1) Practical work load - The dog works for you, but you work for the dog. The owner & handler will need to be alocated time throughout the day to take the dog for 5 minute comfort breaks at a minimum of every 3 hours and their timetable needs to allow for this. The final assessment time will need to come out of the owners work time. A responsible adult will always need to be with the dog, even on their downtime. If the dog moults it will mean cleaning takes longer. 

2) Training & assessment time - The quickest your dog & handler can go through the whole training and assessment process is about 15 hours. It's good that we assess and train our therapy dog partnerships so well but that time needs to be alocated from somewhere. Is the therapy handler willing to do the online training in their own time? 

3) Cost - being a working therapy dog does increase the costs.
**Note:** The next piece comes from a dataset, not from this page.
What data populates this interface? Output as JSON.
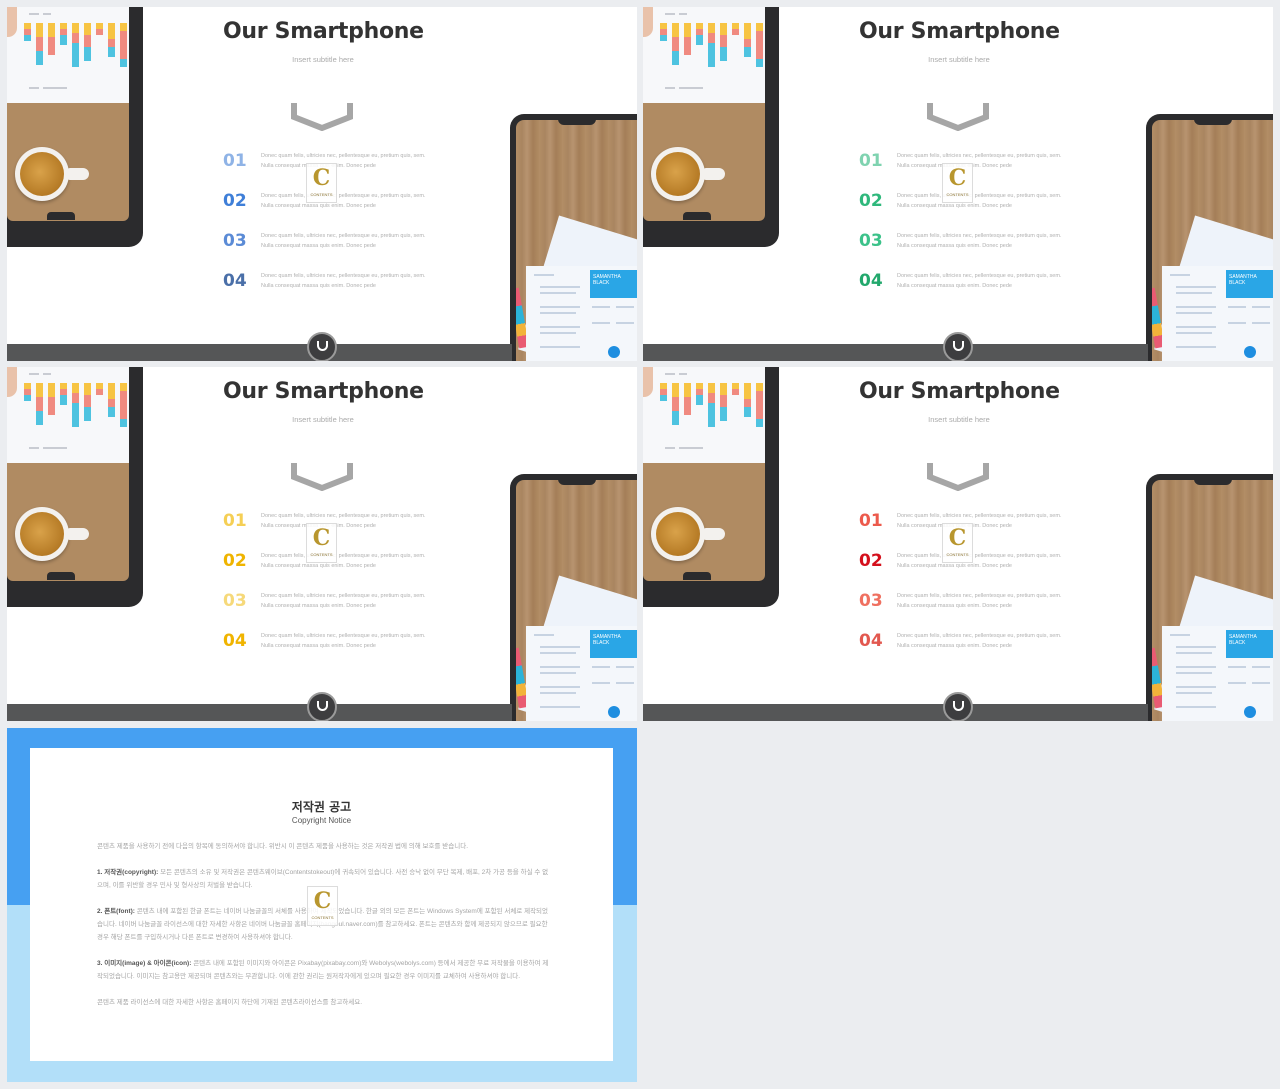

The therapy dog will need vet & public liability insurance for working. Who will cover these costs? Will your current organisation insurers be willing to cover the therapy dog? A seperate dog policy will cost upwards of £120 per year, dog owners always have insurance but the insurance for therapy work is higher. For some of the therapy programs basic, low cost equipment (costing around £10) that needs to be budgetted for.

4) Liability - As with any work involving dogs their is a slightly increased risk of injury caused by the dog. We do everything in our power to minimise this including training our handlers to recognise signs of anxiety or frustration, high levels of training and assessments,  our introducing therapy dog presentation for all young people who will come into contact with the dog, risk assessments, consent forms etc etc. We do our very best to minimise any risk but a small risk is still there (but lets remember that there's also a risk of falling downstairs etc, nothing is without risk).